In any case, I'm actually surprised that JR is actually cheaper than OD by a wide margin for the PG formula and only slightly more expensive than OD for SGs.
Interesting. Of course the problem is, once JR gets too a decent level it turns most PG's into SG's and their salary starts jumping exponentially as it did in your first example.
I played around with my $57K PG. He's currently 16 DR and 9 JR. I just swapped those 2 numbers so 16 JR and 9 DR and he was suddenly estimated as a 127K SG. And the crazy part is that the lower salaried player is better for LI offense anyways.
So if you ask me, JR is still way too expensive for what you get. Plus it doesn't even guarantee that your player will make 3 pointers at a decent level. The top 3 point shooter in Canada D1 is only at 32% and he's an NT player with a salary well over 200K. The one team that consistently runs motion offense with his 3 high quality perimeter players has them shooting 3's at 28, 27 and 26%.
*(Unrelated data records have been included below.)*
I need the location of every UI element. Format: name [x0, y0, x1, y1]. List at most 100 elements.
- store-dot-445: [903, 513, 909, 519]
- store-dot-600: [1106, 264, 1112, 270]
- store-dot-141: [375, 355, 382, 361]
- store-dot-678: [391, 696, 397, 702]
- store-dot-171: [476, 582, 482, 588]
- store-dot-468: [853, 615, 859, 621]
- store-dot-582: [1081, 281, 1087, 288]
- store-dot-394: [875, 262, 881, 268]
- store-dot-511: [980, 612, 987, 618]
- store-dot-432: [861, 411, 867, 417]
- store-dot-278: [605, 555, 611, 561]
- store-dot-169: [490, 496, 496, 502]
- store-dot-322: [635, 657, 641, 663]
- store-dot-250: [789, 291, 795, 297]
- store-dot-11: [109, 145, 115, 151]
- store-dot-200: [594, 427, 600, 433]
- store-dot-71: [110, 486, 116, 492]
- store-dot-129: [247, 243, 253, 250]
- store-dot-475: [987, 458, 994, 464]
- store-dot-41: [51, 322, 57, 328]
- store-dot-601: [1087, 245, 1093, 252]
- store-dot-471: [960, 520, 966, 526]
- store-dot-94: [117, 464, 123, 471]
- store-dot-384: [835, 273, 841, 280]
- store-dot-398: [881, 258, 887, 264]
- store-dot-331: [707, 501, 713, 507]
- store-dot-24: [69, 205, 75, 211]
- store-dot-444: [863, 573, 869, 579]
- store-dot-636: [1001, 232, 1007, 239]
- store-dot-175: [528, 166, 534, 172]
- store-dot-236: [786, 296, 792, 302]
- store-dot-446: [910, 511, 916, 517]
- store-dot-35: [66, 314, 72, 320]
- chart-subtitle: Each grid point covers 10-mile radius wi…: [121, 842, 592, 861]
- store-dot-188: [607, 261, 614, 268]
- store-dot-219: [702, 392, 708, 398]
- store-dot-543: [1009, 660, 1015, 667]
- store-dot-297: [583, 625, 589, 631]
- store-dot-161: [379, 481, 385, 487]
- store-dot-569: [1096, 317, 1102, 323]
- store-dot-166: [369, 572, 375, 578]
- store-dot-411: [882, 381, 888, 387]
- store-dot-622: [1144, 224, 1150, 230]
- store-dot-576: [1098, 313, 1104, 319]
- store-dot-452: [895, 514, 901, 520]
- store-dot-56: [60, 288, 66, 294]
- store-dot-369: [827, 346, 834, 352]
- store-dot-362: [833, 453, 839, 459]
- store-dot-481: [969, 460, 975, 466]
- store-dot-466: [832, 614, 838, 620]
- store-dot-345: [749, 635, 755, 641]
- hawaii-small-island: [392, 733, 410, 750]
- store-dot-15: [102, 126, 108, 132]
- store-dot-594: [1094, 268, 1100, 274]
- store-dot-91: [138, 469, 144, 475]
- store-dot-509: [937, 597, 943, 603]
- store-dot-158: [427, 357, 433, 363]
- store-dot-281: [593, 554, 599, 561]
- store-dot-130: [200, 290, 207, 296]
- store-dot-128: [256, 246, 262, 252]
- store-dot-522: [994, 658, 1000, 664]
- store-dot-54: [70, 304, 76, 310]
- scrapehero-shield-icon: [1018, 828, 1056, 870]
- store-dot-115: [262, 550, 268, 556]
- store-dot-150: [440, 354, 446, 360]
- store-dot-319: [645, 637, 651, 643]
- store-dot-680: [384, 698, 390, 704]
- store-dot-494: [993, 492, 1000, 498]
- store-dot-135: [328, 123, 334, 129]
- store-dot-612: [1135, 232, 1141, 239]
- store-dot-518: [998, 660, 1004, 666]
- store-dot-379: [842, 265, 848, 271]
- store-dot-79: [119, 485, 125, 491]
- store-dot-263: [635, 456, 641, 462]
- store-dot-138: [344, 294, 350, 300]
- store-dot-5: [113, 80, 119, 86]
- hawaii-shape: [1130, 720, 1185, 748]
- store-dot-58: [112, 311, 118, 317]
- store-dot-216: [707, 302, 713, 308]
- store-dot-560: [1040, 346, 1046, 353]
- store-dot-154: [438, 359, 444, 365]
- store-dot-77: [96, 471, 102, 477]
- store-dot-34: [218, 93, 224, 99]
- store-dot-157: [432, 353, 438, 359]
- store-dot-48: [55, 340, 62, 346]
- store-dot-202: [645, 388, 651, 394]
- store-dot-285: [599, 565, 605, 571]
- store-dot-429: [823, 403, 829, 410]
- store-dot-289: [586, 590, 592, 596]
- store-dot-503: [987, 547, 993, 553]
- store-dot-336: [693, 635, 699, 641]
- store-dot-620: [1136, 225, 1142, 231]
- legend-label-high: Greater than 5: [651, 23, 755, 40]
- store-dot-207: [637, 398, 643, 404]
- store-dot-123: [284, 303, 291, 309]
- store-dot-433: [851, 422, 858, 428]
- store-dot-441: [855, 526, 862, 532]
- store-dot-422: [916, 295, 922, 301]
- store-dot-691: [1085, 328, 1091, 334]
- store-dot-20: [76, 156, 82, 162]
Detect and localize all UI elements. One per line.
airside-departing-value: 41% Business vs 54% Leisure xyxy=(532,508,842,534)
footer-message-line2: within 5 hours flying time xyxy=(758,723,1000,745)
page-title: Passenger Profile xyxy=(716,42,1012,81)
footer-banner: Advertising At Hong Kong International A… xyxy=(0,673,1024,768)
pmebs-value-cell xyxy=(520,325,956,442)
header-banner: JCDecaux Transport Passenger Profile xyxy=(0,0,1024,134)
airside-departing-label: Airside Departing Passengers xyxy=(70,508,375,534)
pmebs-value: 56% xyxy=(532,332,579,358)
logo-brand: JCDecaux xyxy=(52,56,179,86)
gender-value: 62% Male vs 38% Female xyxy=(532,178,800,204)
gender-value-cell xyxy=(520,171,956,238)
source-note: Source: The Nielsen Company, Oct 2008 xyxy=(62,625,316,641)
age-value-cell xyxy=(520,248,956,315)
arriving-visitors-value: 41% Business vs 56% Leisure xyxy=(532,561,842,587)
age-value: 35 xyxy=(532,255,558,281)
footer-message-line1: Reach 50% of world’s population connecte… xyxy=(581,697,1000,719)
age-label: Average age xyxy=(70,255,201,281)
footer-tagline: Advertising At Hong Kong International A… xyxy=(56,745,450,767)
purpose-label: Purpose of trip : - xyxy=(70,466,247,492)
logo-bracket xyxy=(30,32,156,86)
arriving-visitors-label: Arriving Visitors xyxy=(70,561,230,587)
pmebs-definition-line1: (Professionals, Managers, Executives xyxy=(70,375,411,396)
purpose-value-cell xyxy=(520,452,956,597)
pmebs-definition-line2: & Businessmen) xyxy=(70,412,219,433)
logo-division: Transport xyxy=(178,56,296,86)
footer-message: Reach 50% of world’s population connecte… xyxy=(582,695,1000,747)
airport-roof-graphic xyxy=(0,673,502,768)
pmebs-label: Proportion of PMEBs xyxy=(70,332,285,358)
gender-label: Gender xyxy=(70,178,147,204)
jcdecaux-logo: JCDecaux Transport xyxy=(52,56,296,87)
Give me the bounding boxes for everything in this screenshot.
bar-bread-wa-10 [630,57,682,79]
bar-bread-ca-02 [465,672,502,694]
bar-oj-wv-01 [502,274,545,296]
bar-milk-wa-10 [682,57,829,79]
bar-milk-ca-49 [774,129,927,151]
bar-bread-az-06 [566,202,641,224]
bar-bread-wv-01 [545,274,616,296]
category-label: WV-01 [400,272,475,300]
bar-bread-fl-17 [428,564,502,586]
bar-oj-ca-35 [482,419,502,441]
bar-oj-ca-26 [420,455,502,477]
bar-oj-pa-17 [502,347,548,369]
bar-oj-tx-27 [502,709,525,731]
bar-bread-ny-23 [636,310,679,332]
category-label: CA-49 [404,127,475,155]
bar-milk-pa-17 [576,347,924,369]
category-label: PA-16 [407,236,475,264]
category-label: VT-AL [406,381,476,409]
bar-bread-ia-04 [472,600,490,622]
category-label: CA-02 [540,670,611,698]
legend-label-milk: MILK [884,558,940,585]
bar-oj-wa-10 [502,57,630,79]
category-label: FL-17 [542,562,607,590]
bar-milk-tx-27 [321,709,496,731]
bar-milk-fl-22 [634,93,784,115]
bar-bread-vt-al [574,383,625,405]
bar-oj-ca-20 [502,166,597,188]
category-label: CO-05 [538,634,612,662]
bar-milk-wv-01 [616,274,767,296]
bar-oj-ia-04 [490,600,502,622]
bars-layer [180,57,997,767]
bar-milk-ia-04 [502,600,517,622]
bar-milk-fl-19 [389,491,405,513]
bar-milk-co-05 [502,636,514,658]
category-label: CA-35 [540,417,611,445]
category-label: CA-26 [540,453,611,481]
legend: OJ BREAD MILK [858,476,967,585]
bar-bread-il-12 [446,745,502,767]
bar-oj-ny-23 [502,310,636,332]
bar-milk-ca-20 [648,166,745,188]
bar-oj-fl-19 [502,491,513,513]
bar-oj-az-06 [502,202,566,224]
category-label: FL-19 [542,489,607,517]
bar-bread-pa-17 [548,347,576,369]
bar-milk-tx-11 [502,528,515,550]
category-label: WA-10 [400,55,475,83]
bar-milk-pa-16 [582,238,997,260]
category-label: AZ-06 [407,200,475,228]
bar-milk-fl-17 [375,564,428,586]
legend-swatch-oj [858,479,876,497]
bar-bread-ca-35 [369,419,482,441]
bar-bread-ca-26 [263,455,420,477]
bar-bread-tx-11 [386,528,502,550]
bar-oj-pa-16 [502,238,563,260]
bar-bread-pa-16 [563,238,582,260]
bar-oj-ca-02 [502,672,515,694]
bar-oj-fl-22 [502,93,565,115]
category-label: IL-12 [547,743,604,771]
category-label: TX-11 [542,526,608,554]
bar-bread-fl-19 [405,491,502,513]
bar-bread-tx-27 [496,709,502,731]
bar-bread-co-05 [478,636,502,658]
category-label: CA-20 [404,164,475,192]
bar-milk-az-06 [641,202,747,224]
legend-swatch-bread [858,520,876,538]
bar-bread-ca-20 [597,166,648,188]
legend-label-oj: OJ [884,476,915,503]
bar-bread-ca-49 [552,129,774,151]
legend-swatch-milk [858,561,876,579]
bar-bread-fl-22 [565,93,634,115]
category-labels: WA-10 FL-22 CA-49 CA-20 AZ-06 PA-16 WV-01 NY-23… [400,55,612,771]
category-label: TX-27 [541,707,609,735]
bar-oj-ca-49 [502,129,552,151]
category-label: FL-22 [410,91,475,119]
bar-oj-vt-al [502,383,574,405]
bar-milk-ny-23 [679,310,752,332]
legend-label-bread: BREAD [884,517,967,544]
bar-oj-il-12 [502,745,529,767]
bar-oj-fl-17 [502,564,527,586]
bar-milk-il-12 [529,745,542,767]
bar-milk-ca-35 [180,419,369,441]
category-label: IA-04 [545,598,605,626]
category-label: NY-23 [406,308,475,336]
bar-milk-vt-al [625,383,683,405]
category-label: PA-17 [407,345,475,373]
The switch to the SG formula is a killer salarywise, for sure, and the benefit is definitely questionable unless you're running an outside offense and even then, as you point out, against the common LI guards with massive OD and passing, it's hard to shoot effectively beyond the arc. On the bright side, at least JR is slow to train... oh. ;)
Anyway, it's definitely unfortunate that the "throwaway" skill for the LI guard is one that is so expensive for an outside build - if driving and JR had their values switched for salary calculation, it would definitely be an interesting shift in the environment.